То, что мы знаем как славянофильство, совершенно не было каким-то автохтонным порождением исконной народной среды, это именно что петровское просвещение и культурная открытость в их поступательном действии. Главные среди «классических» славянофилов 1840–1850-х — столбовые дворяне с прекрасным образованием европейского образца, воспитанные на Гегеле и Шеллинге и вообще многим обязанные немецкому идеализму. И в принципе сам их порыв гораздо понятнее именно на фоне «правого» западного романтизма, таким образом поэтизировавшего родное прошлое и строившего такие воздушные замки на фундаменте народного духа.
Правда, на словах этот порыв то и дело высказывался так: «Все связи нашей публики с Западом должны быть прерваны… Русским надо отделиться от Европы Западной… Верная порука тишины и спокойствия есть наша народность. У нас другой путь, наша Русь — святая Русь…» (Константин Аксаков, 1848). Здесь самое важное и самое новое — то, что образованнейший класс не просто критикует реформы Петра и их последствия, а выступает за родную цивилизацию против чужой, потому что та в лучшем случае несостоятельна. Плох и современный Запад — хоть консервативный, хоть революционный, потому что там, у них, это две стороны одной медали. И Запад исторический: все главные сокровища его мысли — сплошная рассудочность, мелочная логичность, да и вообще по духу своему он клонится к дробности, к частностям, к отдельности; вечно у него действуют отдельные единицы, отдельные сословия. Никакого органического единения там быть не может.

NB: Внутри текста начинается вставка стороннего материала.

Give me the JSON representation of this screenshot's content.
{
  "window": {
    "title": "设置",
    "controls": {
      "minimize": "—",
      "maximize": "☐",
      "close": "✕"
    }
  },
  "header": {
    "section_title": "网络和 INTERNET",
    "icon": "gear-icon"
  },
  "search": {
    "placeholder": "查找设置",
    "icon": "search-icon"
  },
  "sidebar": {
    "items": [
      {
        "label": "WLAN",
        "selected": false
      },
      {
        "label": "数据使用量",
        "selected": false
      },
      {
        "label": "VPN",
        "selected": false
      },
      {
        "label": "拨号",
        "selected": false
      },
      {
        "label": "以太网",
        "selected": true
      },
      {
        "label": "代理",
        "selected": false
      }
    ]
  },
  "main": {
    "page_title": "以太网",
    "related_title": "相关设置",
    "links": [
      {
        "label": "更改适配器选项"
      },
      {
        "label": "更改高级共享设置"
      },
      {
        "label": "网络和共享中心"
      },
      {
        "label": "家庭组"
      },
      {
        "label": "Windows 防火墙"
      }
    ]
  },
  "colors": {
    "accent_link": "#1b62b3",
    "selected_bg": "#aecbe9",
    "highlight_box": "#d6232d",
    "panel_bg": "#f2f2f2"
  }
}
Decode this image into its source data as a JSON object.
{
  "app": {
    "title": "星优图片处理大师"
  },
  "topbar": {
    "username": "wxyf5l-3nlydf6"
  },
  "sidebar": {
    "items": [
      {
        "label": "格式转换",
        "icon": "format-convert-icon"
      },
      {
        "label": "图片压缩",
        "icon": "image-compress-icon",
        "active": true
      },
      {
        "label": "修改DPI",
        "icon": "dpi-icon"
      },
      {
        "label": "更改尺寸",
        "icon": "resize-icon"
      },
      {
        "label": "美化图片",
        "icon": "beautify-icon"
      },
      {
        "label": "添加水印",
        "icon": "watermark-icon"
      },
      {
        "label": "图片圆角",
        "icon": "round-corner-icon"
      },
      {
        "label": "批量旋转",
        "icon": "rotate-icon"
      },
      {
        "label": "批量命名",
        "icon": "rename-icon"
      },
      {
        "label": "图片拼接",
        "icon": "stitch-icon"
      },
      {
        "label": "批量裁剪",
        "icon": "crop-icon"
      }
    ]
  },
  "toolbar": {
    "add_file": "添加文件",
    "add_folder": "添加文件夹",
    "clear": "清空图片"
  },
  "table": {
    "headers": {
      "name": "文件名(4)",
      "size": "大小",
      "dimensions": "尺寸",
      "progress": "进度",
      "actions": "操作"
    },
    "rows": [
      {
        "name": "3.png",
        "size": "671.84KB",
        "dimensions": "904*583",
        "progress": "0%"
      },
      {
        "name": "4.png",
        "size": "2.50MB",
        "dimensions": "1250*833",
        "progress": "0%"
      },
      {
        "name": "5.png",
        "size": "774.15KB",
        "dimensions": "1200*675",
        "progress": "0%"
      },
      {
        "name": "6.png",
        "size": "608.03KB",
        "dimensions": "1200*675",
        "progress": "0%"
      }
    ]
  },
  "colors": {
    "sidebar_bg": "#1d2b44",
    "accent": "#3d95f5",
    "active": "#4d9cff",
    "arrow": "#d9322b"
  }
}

Вот Русь с ее первозданной соборностью — совсем иное дело, и трагизм петровского поворота как раз в том, что Петр эту органичность порушил своим деспотичным просвещением, вынудив русских «подражать Западу и насильственно прививать себе его болезни и, стало быть, самые последствия его болезней». Славянофилы обижались, когда их обвиняли в том, что они мечтают о возврате во времена московской Руси, и возражали, что они хотят вернуть не допетровское «положение», которое как же теперь вернешь, а скорее «движение» московской Руси, общий исторический вектор, противный «западному направлению», который когда-нибудь должен принести невероятные плоды. Если только действовать в правильном духе. «Погрузимся в глубину русского духа; мы найдем там неоценимые сокровища, до которых никогда нельзя достигнуть путем насильственных переворотов».

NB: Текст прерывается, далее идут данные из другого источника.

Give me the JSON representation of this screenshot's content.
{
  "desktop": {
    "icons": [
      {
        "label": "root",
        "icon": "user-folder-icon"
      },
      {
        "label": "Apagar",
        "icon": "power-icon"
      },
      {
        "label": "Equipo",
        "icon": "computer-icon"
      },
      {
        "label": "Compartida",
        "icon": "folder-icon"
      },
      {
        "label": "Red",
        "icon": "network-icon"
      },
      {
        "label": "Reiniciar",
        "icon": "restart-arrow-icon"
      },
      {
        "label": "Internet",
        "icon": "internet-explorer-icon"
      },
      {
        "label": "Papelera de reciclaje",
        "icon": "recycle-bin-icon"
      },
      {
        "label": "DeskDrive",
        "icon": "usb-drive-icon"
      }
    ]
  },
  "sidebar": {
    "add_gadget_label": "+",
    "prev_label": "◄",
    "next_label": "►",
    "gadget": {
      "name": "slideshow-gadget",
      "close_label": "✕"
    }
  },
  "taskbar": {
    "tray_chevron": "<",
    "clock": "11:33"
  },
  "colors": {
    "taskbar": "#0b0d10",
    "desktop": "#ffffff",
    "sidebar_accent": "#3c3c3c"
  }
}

На самом деле и славянофилы в конечном счете обособлены — их системы очень персональны, очень по-разному, но глубоко и артистично разработаны, они вообще в гораздо большей степени литераторы, кабинетные интеллектуалы и салонные ораторы, чем идеологи в казенном понимании. Мучит их не то (или не только то), что образованное общество заглядывается на Запад, а то, что с петровского времени — как им представлялось — вообще возникло это противоречие вкусов, образованности, культурных потребностей между элитой и массой народа-богоносца. (То самое противоречие, которое уже в XXI веке было отчеканено в публицистической эмблеме «Россия айфона vs. Россия шансона».) И государство им как институт вообще подозрительно, а уж реальность позднего николаевского государства подавно. Монархия, да, вещь святая — но как патриархальный идеал, от которого российская реальность была чуть ли не дальше, чем Россия от Европы. Растлевающая фикция продажного либерализма, да, химера — однако как же без свобод, свободы слова в частности: это уж не западные болезни, а испокон веку так на Руси было заведено, что царю — полнота власти, народу — полнота мнения. Если все эти прекрасные идеалы не осуществились, если все идет криво, косо, несправедливо — значит, виноват Петр, кто же еще.